China’s increased economic prominence grants it a greater ability to influence global politics. A recent example of this has been China’s imposition of trade restrictions on Australia. This was in response to Marise Payne, the Australian Foreign Minister, calling for a global inquiry into China’s handling of the coronavirus outbreak in Wuhan and the origins of the virus. Australia’s economy is heavily reliant on China. Research firm, Capital Economics, stated that between 2019 and 2020, 39.4% of Australia’s goods and 17.6% of Australia’s services were exported to China. Interestingly, the overall impact of the trade restrictions on Australian exports to China hasn’t been as drastic as was initially feared. China is the world’s greatest importer of iron ore, and the overwhelming majority of this natural resource is sourced from Australia. Unsurprisingly, China has not extended the restrictions to this imported good. Fortunately for Australia, iron ore is its biggest export and is partly the reason why they have been able to withstand China’s other targeted trade sanctions. Nonetheless, without these iron ore exports, Australia could have been economically strongarmed into…what? An apology? Or is it fearmongering, curbing other nations’ desires to be openly critical of China? Still, it appears that, as the Australian Treasurer argued, China is becoming increasingly “willing to use its economic weight as a source of political pressure”.
This is not an isolated event. China employed similar tactics against Lithuania following the opening of a Taiwanese de facto embassy in November and have since halted Lithuanian imports of beer, beef and dairy products. The Taiwanese Representative Office in Lithuania is not Taiwan’s first de facto embassy, but the overwhelming majority are referred to as Taipei Representative Offices to avoid offending China. Whilst Taiwan enjoys a self-ruling, democratically elected government, China views the island as their territory and is fiercely resistant to Taiwan’s recognition as an independent country. The Taiwan Affairs Office of the State Council stated that they “urge Lithuania to abide by the one-China principle” and “it cannot change the fact that Taiwan is a part of China”.
Unsurprisingly China’s actions have not gone unnoticed.
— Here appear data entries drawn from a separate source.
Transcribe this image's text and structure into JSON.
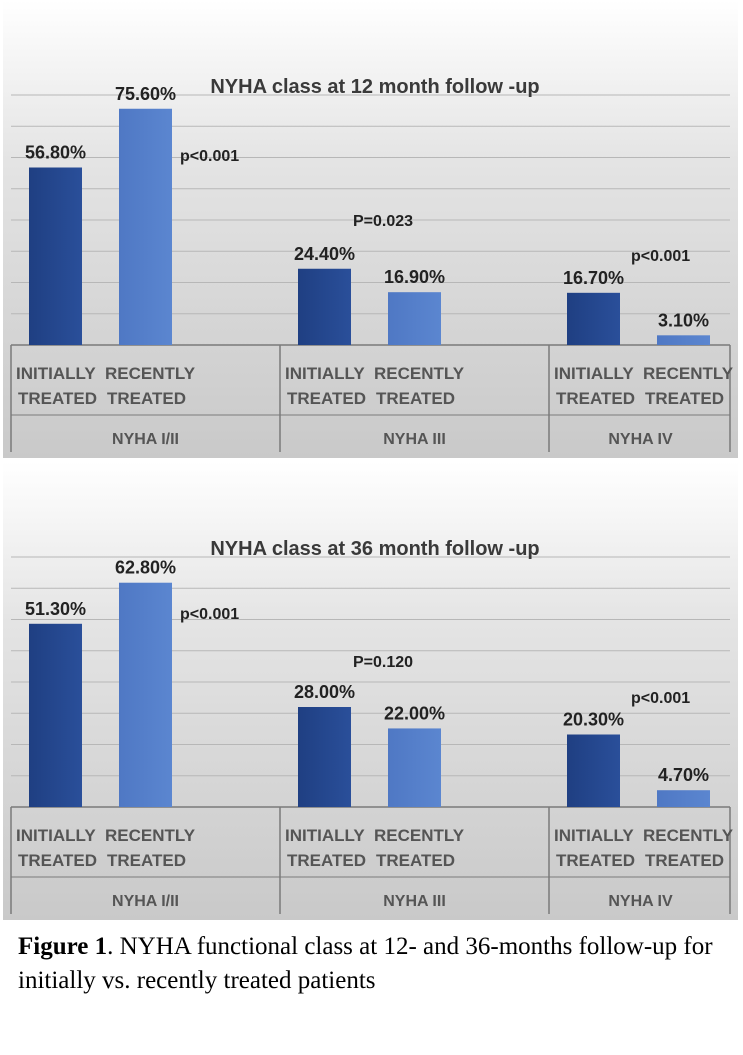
{
  "chart_data": [
    {
      "type": "bar",
      "title": "NYHA class at 12 month follow -up",
      "ylim": [
        0,
        80
      ],
      "grid": true,
      "bar_colors": [
        "#2a4f9a",
        "#5b86d0"
      ],
      "x_labels": {
        "bar_labels": [
          "INITIALLY TREATED",
          "RECENTLY TREATED"
        ],
        "groups": [
          "NYHA I/II",
          "NYHA III",
          "NYHA IV"
        ]
      },
      "groups": [
        {
          "group": "NYHA I/II",
          "bars": [
            {
              "label": "INITIALLY TREATED",
              "value": 56.8,
              "value_text": "56.80%"
            },
            {
              "label": "RECENTLY TREATED",
              "value": 75.6,
              "value_text": "75.60%"
            }
          ],
          "p_value": "p<0.001"
        },
        {
          "group": "NYHA III",
          "bars": [
            {
              "label": "INITIALLY TREATED",
              "value": 24.4,
              "value_text": "24.40%"
            },
            {
              "label": "RECENTLY TREATED",
              "value": 16.9,
              "value_text": "16.90%"
            }
          ],
          "p_value": "P=0.023"
        },
        {
          "group": "NYHA IV",
          "bars": [
            {
              "label": "INITIALLY TREATED",
              "value": 16.7,
              "value_text": "16.70%"
            },
            {
              "label": "RECENTLY TREATED",
              "value": 3.1,
              "value_text": "3.10%"
            }
          ],
          "p_value": "p<0.001"
        }
      ]
    },
    {
      "type": "bar",
      "title": "NYHA class at 36 month follow -up",
      "ylim": [
        0,
        70
      ],
      "grid": true,
      "bar_colors": [
        "#2a4f9a",
        "#5b86d0"
      ],
      "x_labels": {
        "bar_labels": [
          "INITIALLY TREATED",
          "RECENTLY TREATED"
        ],
        "groups": [
          "NYHA I/II",
          "NYHA III",
          "NYHA IV"
        ]
      },
      "groups": [
        {
          "group": "NYHA I/II",
          "bars": [
            {
              "label": "INITIALLY TREATED",
              "value": 51.3,
              "value_text": "51.30%"
            },
            {
              "label": "RECENTLY TREATED",
              "value": 62.8,
              "value_text": "62.80%"
            }
          ],
          "p_value": "p<0.001"
        },
        {
          "group": "NYHA III",
          "bars": [
            {
              "label": "INITIALLY TREATED",
              "value": 28.0,
              "value_text": "28.00%"
            },
            {
              "label": "RECENTLY TREATED",
              "value": 22.0,
              "value_text": "22.00%"
            }
          ],
          "p_value": "P=0.120"
        },
        {
          "group": "NYHA IV",
          "bars": [
            {
              "label": "INITIALLY TREATED",
              "value": 20.3,
              "value_text": "20.30%"
            },
            {
              "label": "RECENTLY TREATED",
              "value": 4.7,
              "value_text": "4.70%"
            }
          ],
          "p_value": "p<0.001"
        }
      ]
    }
  ],
  "caption": {
    "label": "Figure 1",
    "text": ". NYHA functional class at 12- and 36-months follow-up for initially vs. recently treated patients"
  }
}
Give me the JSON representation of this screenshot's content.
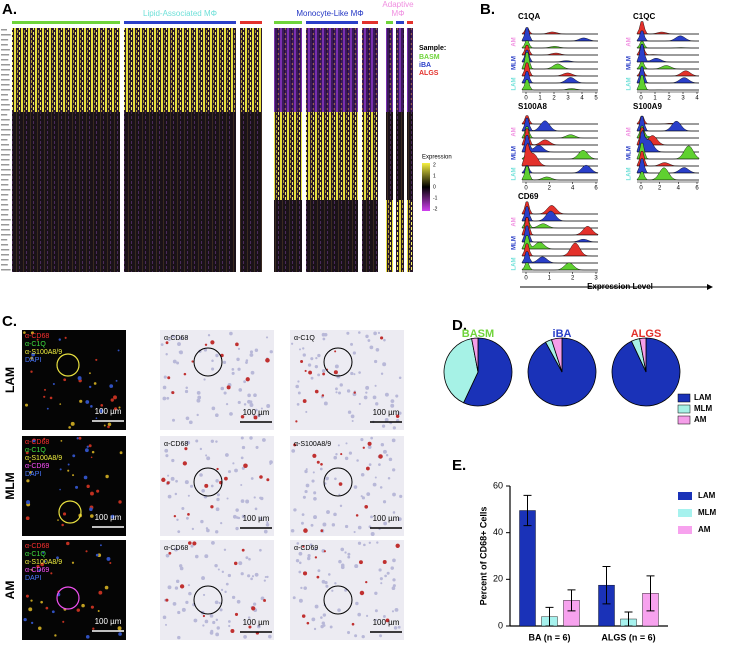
{
  "panels": {
    "A": "A.",
    "B": "B.",
    "C": "C.",
    "D": "D.",
    "E": "E."
  },
  "heatmap": {
    "groups": [
      {
        "name": "Lipid-Associated MΦ",
        "color": "#6ee0d8"
      },
      {
        "name": "Monocyte-Like MΦ",
        "color": "#2236c4"
      },
      {
        "name": "Adaptive MΦ",
        "color": "#f08ee0"
      }
    ],
    "legend_title": "Sample:",
    "samples": [
      {
        "name": "BASM",
        "color": "#6fd43a"
      },
      {
        "name": "iBA",
        "color": "#2a3fc9"
      },
      {
        "name": "ALGS",
        "color": "#e3312b"
      }
    ],
    "scale_title": "Expression",
    "scale_ticks": [
      2,
      1,
      0,
      -1,
      -2
    ]
  },
  "ridges": {
    "x_label": "Expression Level",
    "row_labels": [
      {
        "name": "AM",
        "color": "#f08ee0"
      },
      {
        "name": "MLM",
        "color": "#2236c4"
      },
      {
        "name": "LAM",
        "color": "#6ee0d8"
      }
    ],
    "plots": [
      {
        "gene": "C1QA",
        "ticks": [
          0,
          1,
          2,
          3,
          4,
          5
        ]
      },
      {
        "gene": "C1QC",
        "ticks": [
          0,
          1,
          2,
          3,
          4
        ]
      },
      {
        "gene": "S100A8",
        "ticks": [
          0,
          2,
          4,
          6
        ]
      },
      {
        "gene": "S100A9",
        "ticks": [
          0,
          2,
          4,
          6
        ]
      },
      {
        "gene": "CD69",
        "ticks": [
          0,
          1,
          2,
          3
        ]
      }
    ]
  },
  "ihc": {
    "rows": [
      "LAM",
      "MLM",
      "AM"
    ],
    "fluor_labels": [
      [
        {
          "text": "α-CD68",
          "color": "#ff3030"
        },
        {
          "text": "α-C1Q",
          "color": "#40e040"
        },
        {
          "text": "α-S100A8/9",
          "color": "#f0f040"
        },
        {
          "text": "DAPI",
          "color": "#4a78ff"
        }
      ],
      [
        {
          "text": "α-CD68",
          "color": "#ff3030"
        },
        {
          "text": "α-C1Q",
          "color": "#40e040"
        },
        {
          "text": "α-S100A8/9",
          "color": "#f0f040"
        },
        {
          "text": "α-CD69",
          "color": "#ff50ff"
        },
        {
          "text": "DAPI",
          "color": "#4a78ff"
        }
      ],
      [
        {
          "text": "α-CD68",
          "color": "#ff3030"
        },
        {
          "text": "α-C1Q",
          "color": "#40e040"
        },
        {
          "text": "α-S100A8/9",
          "color": "#f0f040"
        },
        {
          "text": "α-CD69",
          "color": "#ff50ff"
        },
        {
          "text": "DAPI",
          "color": "#4a78ff"
        }
      ]
    ],
    "stains": [
      [
        "α-CD68",
        "α-C1Q"
      ],
      [
        "α-CD68",
        "α-S100A8/9"
      ],
      [
        "α-CD68",
        "α-CD69"
      ]
    ],
    "scale": "100 µm"
  },
  "chart_data": [
    {
      "type": "pie",
      "categories": [
        "LAM",
        "MLM",
        "AM"
      ],
      "colors": [
        "#1a32b8",
        "#a6f2e6",
        "#f59ee9"
      ],
      "series": [
        {
          "name": "BASM",
          "color": "#6fd43a",
          "values": [
            57,
            40,
            3
          ]
        },
        {
          "name": "iBA",
          "color": "#2a3fc9",
          "values": [
            92,
            3,
            5
          ]
        },
        {
          "name": "ALGS",
          "color": "#e3312b",
          "values": [
            93,
            4,
            3
          ]
        }
      ]
    },
    {
      "type": "bar",
      "y_label": "Percent of CD68+ Cells",
      "categories": [
        "BA (n = 6)",
        "ALGS (n = 6)"
      ],
      "ylim": [
        0,
        60
      ],
      "yticks": [
        0,
        20,
        40,
        60
      ],
      "series": [
        {
          "name": "LAM",
          "color": "#1a32b8",
          "values": [
            49.5,
            17.5
          ],
          "errors": [
            6.5,
            8
          ]
        },
        {
          "name": "MLM",
          "color": "#a6f2ee",
          "values": [
            4,
            3
          ],
          "errors": [
            4,
            3
          ]
        },
        {
          "name": "AM",
          "color": "#f7a2ee",
          "values": [
            11,
            14
          ],
          "errors": [
            4.5,
            7.5
          ]
        }
      ]
    }
  ]
}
Such behaviour goes against the ideas and institutions that govern global trading rules, let alone implications for free speech (another essay entirely). The European Union investigated China’s handling of Lithuanian exports and has since launched a World Trade Organisation case, citing the use of “discriminatory practices”.
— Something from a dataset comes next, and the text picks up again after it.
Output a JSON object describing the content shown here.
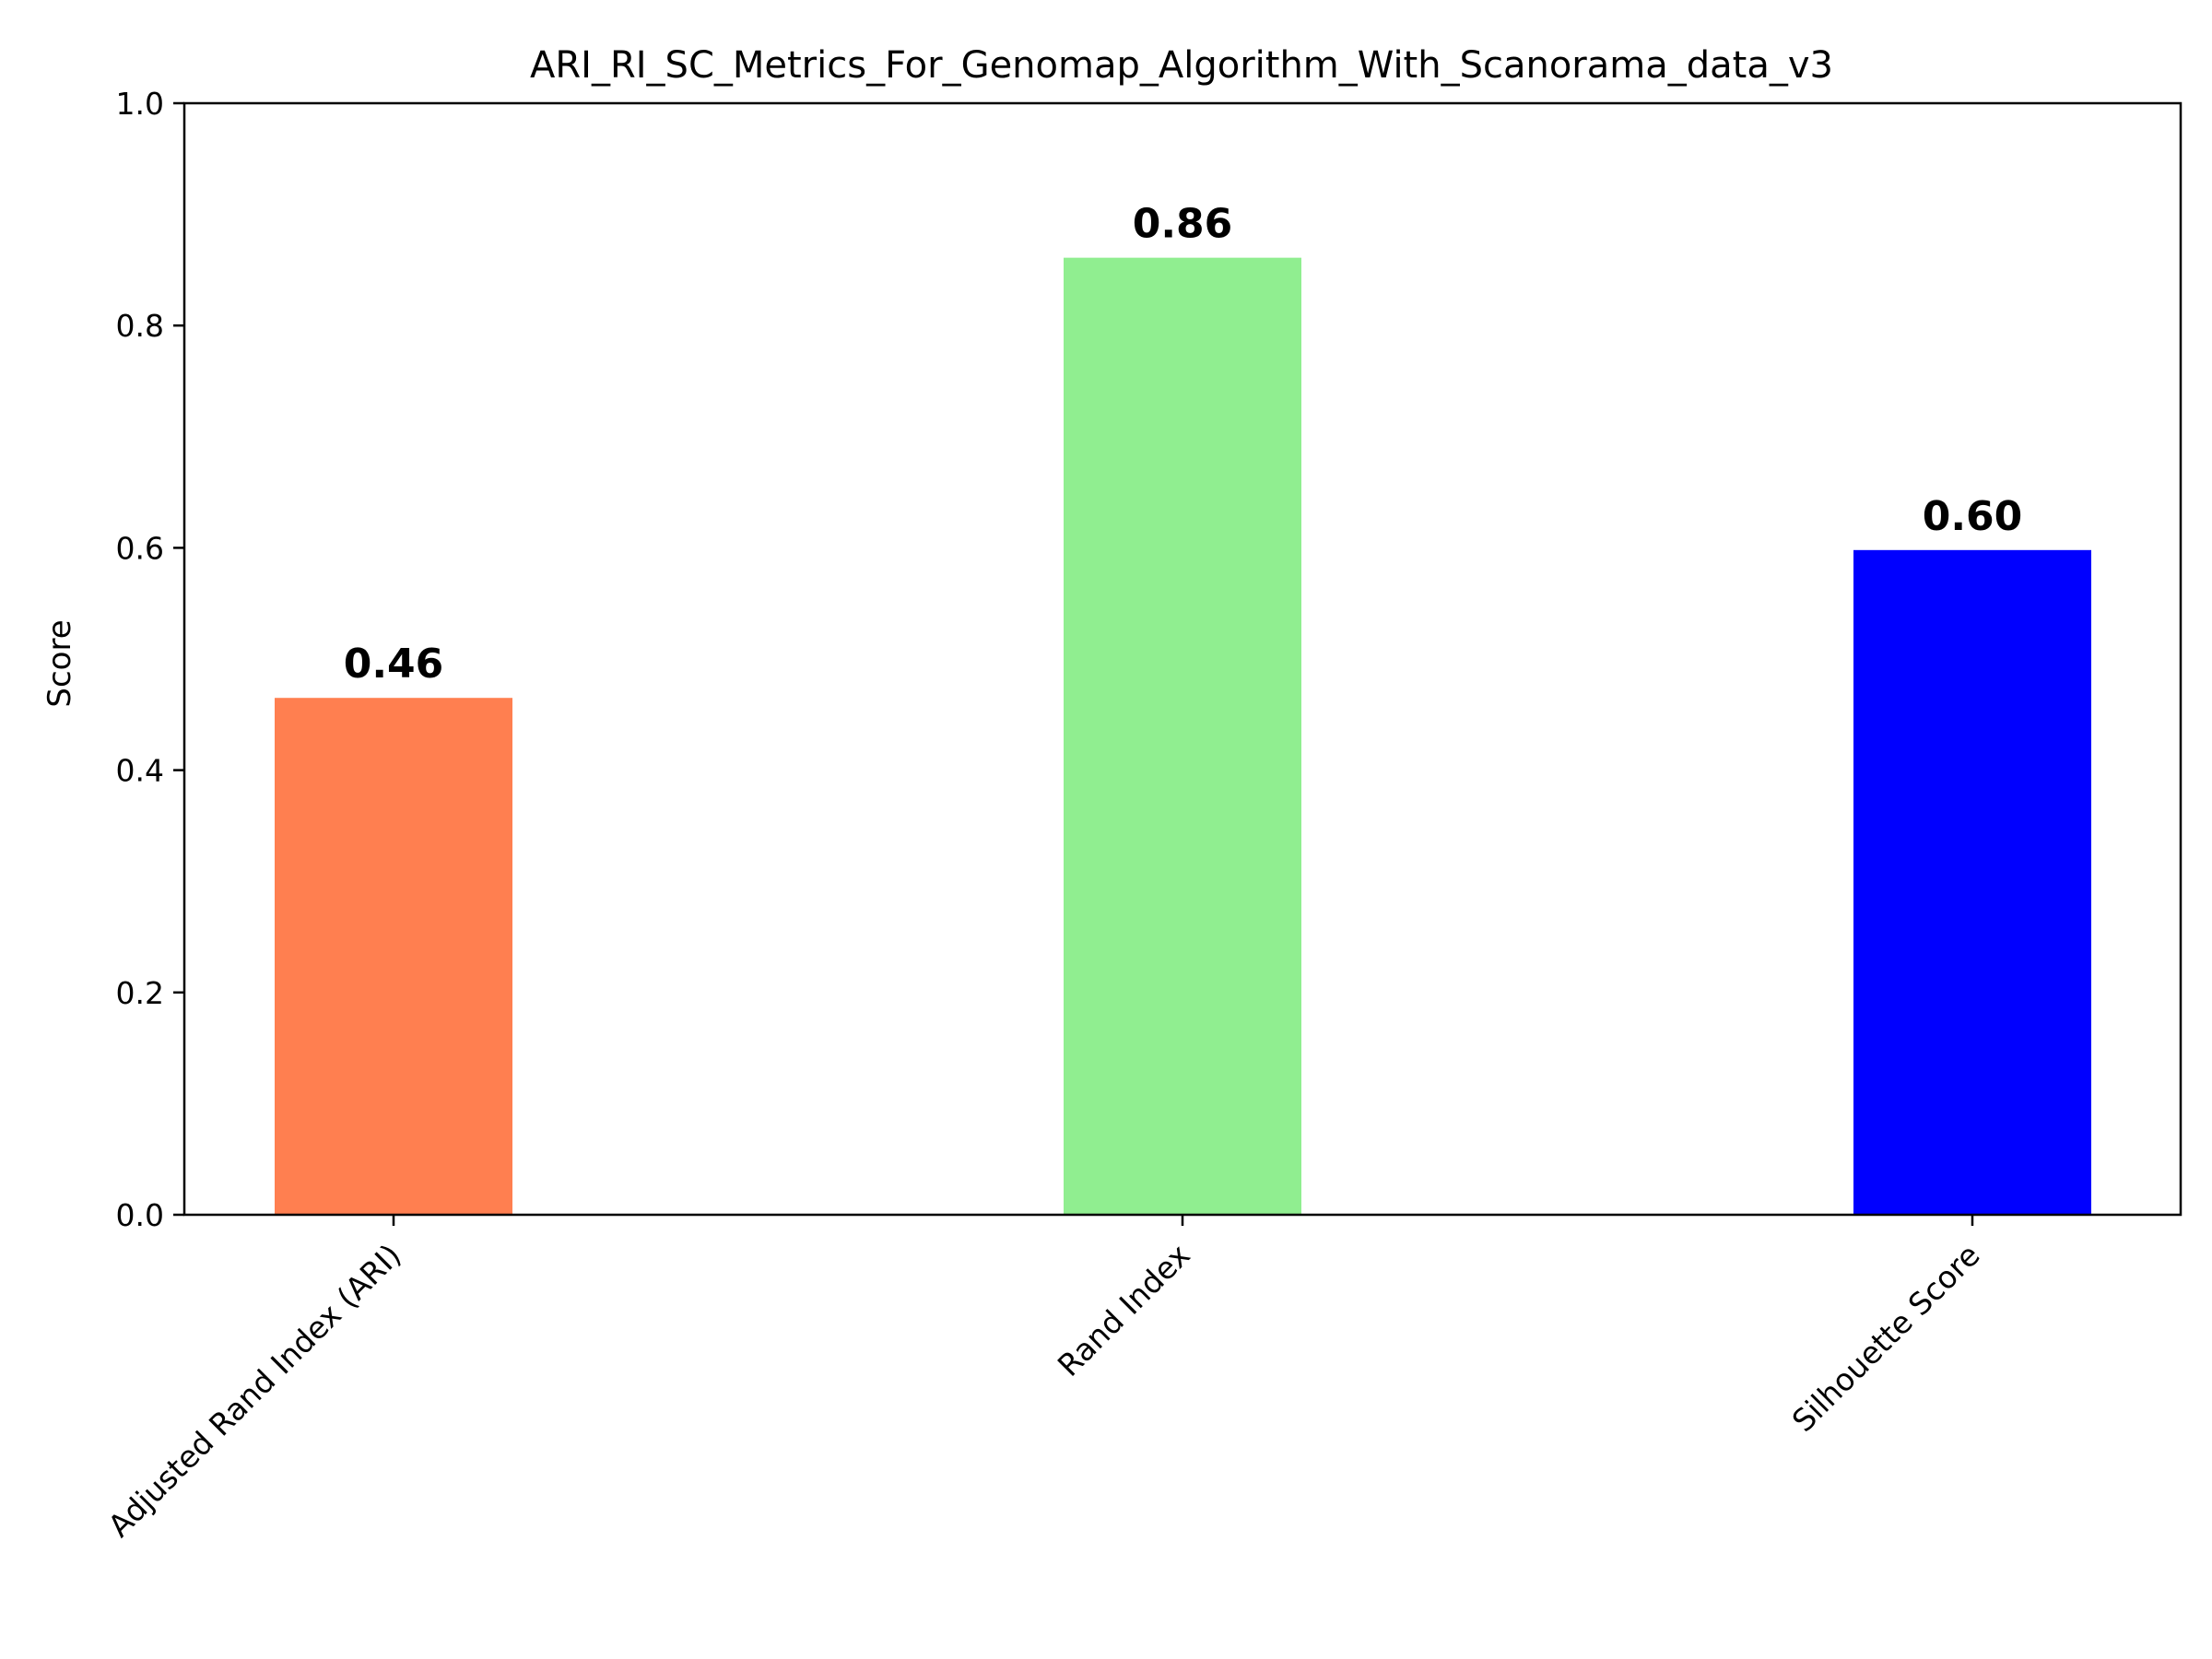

But China plays a significant role in many countries’ economies. Trade in goods and services between China and the UK was valued at £94.5 billion last year. Very recently, Boris Johnson angered his fellow Tory party members by seeking to resume trade talks with China for the first time since 2018. Whilst China’s behaviour is condemned by many, it is an unavoidable truth that it is a vital trade partner for many. But the question remains, how do we enjoy the fruits of a bountiful trade relationship with China whilst preventing this type of economic coercion rooted in a political gain?
In a global economy more interdependent today than ever before, do the economics of political decisions compromise political and ethical judgment? This week, and perhaps the next few, will prove an interesting case study as we watch discussions continue between Russia, Europe and the USA over the troops stationed on Ukraine’s border.